I was really excited when I read that the updated version would be paying stronger attention to the system message but so far its been disappointing
I agree with OP, it just isn’t usable and I’m starting to doubt it’ll ever be. GPT4 works for now, but it’s very expensive and I’m starting to believe that it will suffer the same fate as GPT3.5.
It doesn’t matter what settings or prompt you use, when you attempt to do anything remotely creative, it will NOT follow the prompt and output laughably verbose, empty and formal text instead. I’ve tried so many settings, so many prompts, it literally doesn’t matter, it’s like the model is hard-coded to follow the style that OAI has instructed it to follow, and it’s also much less intelligent, so it will not understand context, which is required when you’re using it to help with translations and writing like I am.
I actually felt that they had improved both the new turbo and the 16k models a couple of days ago and they worked better for a while, but today they’re back to exhibiting the exact same behavior they did on launch, that’s proof that the problem isn’t the prompts or the settings, it’s on OpenAI’s side.
I really want to love their service but it’s impossible for me now, we’re making steps back instead of forward.
I’m just doing a few tasks on GPT4 for now but the money adds up fast. I’m kind of gutted that we’re just supposed to accept an inferior model and that’s all there is.
I found that it takes more efford in prompting to get same results.
Maybe you need some external help.
That doesn’t explain why a prompt works perfectly one day and then not the next
Does it work right multiple times on one day and then no more on the next day?
Yes, hence my frustration. I tweak and test and think it’s perfect but when I come back to it some time later, it no longer functions as it did.

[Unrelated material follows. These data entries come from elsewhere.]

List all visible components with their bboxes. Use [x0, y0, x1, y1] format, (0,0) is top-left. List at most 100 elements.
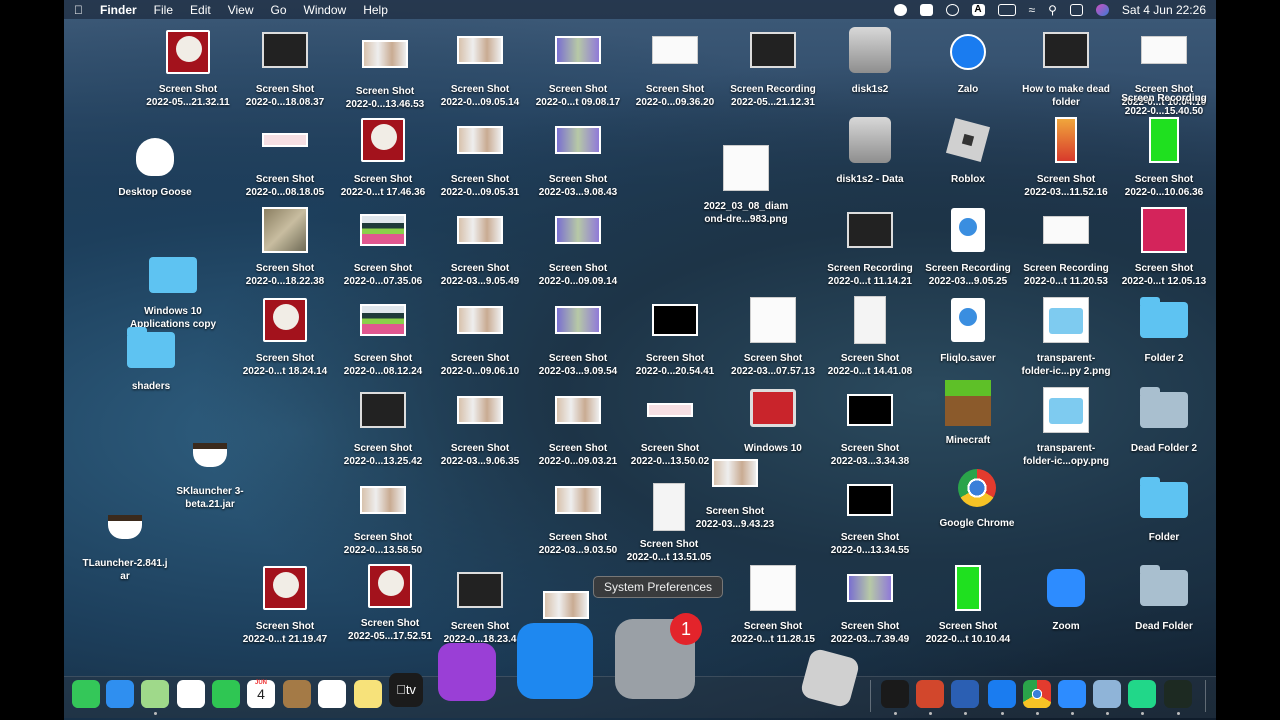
desktop-item-label[interactable]: shaders [95, 381, 207, 394]
red-thumbnail-icon[interactable] [166, 30, 210, 74]
desktop-item-label[interactable]: Screen Shot 2022-03...9.06.35 [424, 443, 536, 468]
desktop-item-label[interactable]: Screen Shot 2022-0...09.36.20 [619, 84, 731, 109]
desktop-item-label[interactable]: Screen Recording 2022-05...21.12.31 [717, 84, 829, 109]
purple-thumbnail-icon[interactable] [555, 216, 601, 244]
desktop-item-label[interactable]: Screen Shot 2022-0...09.05.31 [424, 174, 536, 199]
tall-thumbnail-icon[interactable] [653, 483, 685, 531]
greenF-thumbnail-icon[interactable] [1149, 117, 1179, 163]
desktop-item-label[interactable]: Folder [1108, 532, 1220, 545]
menu-go[interactable]: Go [271, 3, 287, 17]
desktop-item-label[interactable]: Screen Shot 2022-0...t 17.46.36 [327, 174, 439, 199]
desktop-item-label[interactable]: Screen Shot 2022-0...t 10.10.44 [912, 621, 1024, 646]
desktop-item-label[interactable]: Screen Shot 2022-0...20.54.41 [619, 353, 731, 378]
dock-pycharm-icon[interactable] [1128, 680, 1156, 708]
hdd-thumbnail-icon[interactable] [849, 27, 891, 73]
desktop-item-label[interactable]: Screen Shot 2022-0...13.25.42 [327, 443, 439, 468]
kids-thumbnail-icon[interactable] [555, 486, 601, 514]
kids-thumbnail-icon[interactable] [457, 36, 503, 64]
chrome-thumbnail-icon[interactable] [958, 469, 996, 507]
black-thumbnail-icon[interactable] [652, 304, 698, 336]
dock-photos-icon[interactable] [177, 680, 205, 708]
desktop-item-label[interactable]: Roblox [912, 174, 1024, 187]
desktop-item-label[interactable]: Dead Folder 2 [1108, 443, 1220, 456]
desktop-item-label[interactable]: Screen Shot 2022-05...21.32.11 [132, 84, 244, 109]
dock-apple-tv-icon[interactable]: tv [389, 673, 423, 707]
facetime-icon[interactable] [919, 3, 933, 16]
kids-thumbnail-icon[interactable] [712, 459, 758, 487]
menu-finder[interactable]: Finder [100, 3, 137, 17]
desktop-item-label[interactable]: Screen Shot 2022-03...9.43.23 [679, 506, 791, 531]
desktop-item-label[interactable]: Screen Shot 2022-0...09.05.14 [424, 84, 536, 109]
desktop-item-label[interactable]: Screen Shot 2022-03...07.57.13 [717, 353, 829, 378]
input-source-icon[interactable]: A [971, 3, 985, 16]
white-thumbnail-icon[interactable] [652, 36, 698, 64]
tfolder-thumbnail-icon[interactable] [1043, 297, 1089, 343]
desktop-item-label[interactable]: Screen Shot 2022-0...13.58.50 [327, 532, 439, 557]
parallels-thumbnail-icon[interactable] [750, 389, 796, 427]
desktop-item-label[interactable]: Screen Shot 2022-0...18.08.37 [229, 84, 341, 109]
apple-menu-icon[interactable]:  [74, 3, 83, 17]
dock-facetime-icon[interactable] [212, 680, 240, 708]
folder-thumbnail-icon[interactable] [1140, 477, 1188, 518]
red-thumbnail-icon[interactable] [361, 118, 405, 162]
desktop-item-label[interactable]: disk1s2 - Data [814, 174, 926, 187]
search-icon[interactable]: ⚲ [1048, 3, 1057, 17]
purple-thumbnail-icon[interactable] [555, 126, 601, 154]
red-thumbnail-icon[interactable] [263, 566, 307, 610]
desktop-item-label[interactable]: 2022_03_08_diam ond-dre...983.png [690, 201, 802, 226]
desktop-item-label[interactable]: Screen Shot 2022-03...7.39.49 [814, 621, 926, 646]
desktop-item-label[interactable]: Screen Shot 2022-0...t 21.19.47 [229, 621, 341, 646]
clock[interactable]: Sat 4 Jun 22:26 [1122, 3, 1206, 17]
kids-thumbnail-icon[interactable] [543, 591, 589, 619]
desktop-item-label[interactable]: Screen Shot 2022-03...9.08.43 [522, 174, 634, 199]
pinkgrid-thumbnail-icon[interactable] [1141, 207, 1187, 253]
desktop-item-label[interactable]: Screen Shot 2022-03...9.09.54 [522, 353, 634, 378]
desktop-item-label[interactable]: Screen Shot 2022-03...3.34.38 [814, 443, 926, 468]
desktop-item-label[interactable]: Screen Shot 2022-0...10.06.36 [1108, 174, 1220, 199]
control-center-icon[interactable] [1069, 3, 1083, 16]
desktop-item-label[interactable]: TLauncher-2.841.j ar [69, 558, 181, 583]
desktop-item-label[interactable]: Screen Recording 2022-0...t 11.20.53 [1010, 263, 1122, 288]
dock-messages-icon[interactable] [72, 680, 100, 708]
desktop-item-label[interactable]: How to make dead folder [1010, 84, 1122, 109]
red-thumbnail-icon[interactable] [368, 564, 412, 608]
desktop-item-label[interactable]: Screen Shot 2022-03...9.05.49 [424, 263, 536, 288]
tall-thumbnail-icon[interactable] [854, 296, 886, 344]
desktop-item-label[interactable]: Screen Shot 2022-0...09.06.10 [424, 353, 536, 378]
desktop-item-label[interactable]: Screen Shot 2022-0...t 09.08.17 [522, 84, 634, 109]
coffee-thumbnail-icon[interactable] [108, 515, 142, 539]
purple-thumbnail-icon[interactable] [847, 574, 893, 602]
desktop-item-label[interactable]: Screen Shot 2022-0...t 14.41.08 [814, 353, 926, 378]
desktop-item-label[interactable]: Minecraft [912, 435, 1024, 448]
gfolder-thumbnail-icon[interactable] [1140, 565, 1188, 606]
white-thumbnail-icon[interactable] [1043, 216, 1089, 244]
siri-icon[interactable] [1095, 3, 1109, 16]
zalo-thumbnail-icon[interactable] [950, 34, 986, 70]
desktop-item-label[interactable]: Screen Shot 2022-0...t 12.05.13 [1108, 263, 1220, 288]
dock-word-icon[interactable] [951, 680, 979, 708]
field-thumbnail-icon[interactable] [360, 214, 406, 246]
dock-powerpoint-icon[interactable] [916, 680, 944, 708]
desktop-item-label[interactable]: disk1s2 [814, 84, 926, 97]
mov-thumbnail-icon[interactable] [951, 298, 985, 342]
desktop-item-label[interactable]: Screen Recording 2022-0...15.40.50 [1108, 93, 1220, 118]
purple-thumbnail-icon[interactable] [555, 36, 601, 64]
green-thumbnail-icon[interactable] [955, 565, 981, 611]
dock-contacts-icon[interactable] [283, 680, 311, 708]
desktop-item-label[interactable]: Screen Shot 2022-0...09.09.14 [522, 263, 634, 288]
menu-help[interactable]: Help [363, 3, 388, 17]
desktop-item-label[interactable]: Desktop Goose [99, 187, 211, 200]
desktop-item-label[interactable]: Screen Shot 2022-0...t 13.51.05 [613, 539, 725, 564]
kids-thumbnail-icon[interactable] [457, 396, 503, 424]
desktop-item-label[interactable]: Screen Shot 2022-0...18.22.38 [229, 263, 341, 288]
desktop-item-label[interactable]: Screen Shot 2022-0...t 18.24.14 [229, 353, 341, 378]
desktop-item-label[interactable]: Screen Shot 2022-03...11.52.16 [1010, 174, 1122, 199]
dock-preview-icon[interactable] [1093, 680, 1121, 708]
dock-chrome-icon[interactable] [1023, 680, 1051, 708]
dock-notes-icon[interactable] [354, 680, 382, 708]
purple-thumbnail-icon[interactable] [555, 306, 601, 334]
mind-thumbnail-icon[interactable] [723, 145, 769, 191]
kids-thumbnail-icon[interactable] [457, 126, 503, 154]
black-thumbnail-icon[interactable] [847, 484, 893, 516]
goose-thumbnail-icon[interactable] [136, 138, 174, 176]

Earlier in the week it was perfectly requesting suspect, means and motive for the “arrest warrant” function. Today, even though that prompt hasn’t been touched, its making up the function parameters instead of requesting them from the user. I’m even using the exact phrasing used in the cookbook examples
Also, as I’m running the game as a chat bot, once the AI makes a mistake, that enters the conversation context and it tends to repeat the mistake
and then you continue testing, or just stop?
If you want consistency you need to set temperature. Do you mind to show your params?
Also if you could give an example prompt we could work on that.
Have you tried using Langchain? Sounds like you’re just trying to do all this natively and that’s a big complicated project.
That problem can be solved with conversation management between the chatbot and the gpt api, if you have that option. alphawave-py / promptrix-py has a ‘repair’ mechanism and conversation management that removes bad replies from the conversation history. Might not apply to your case.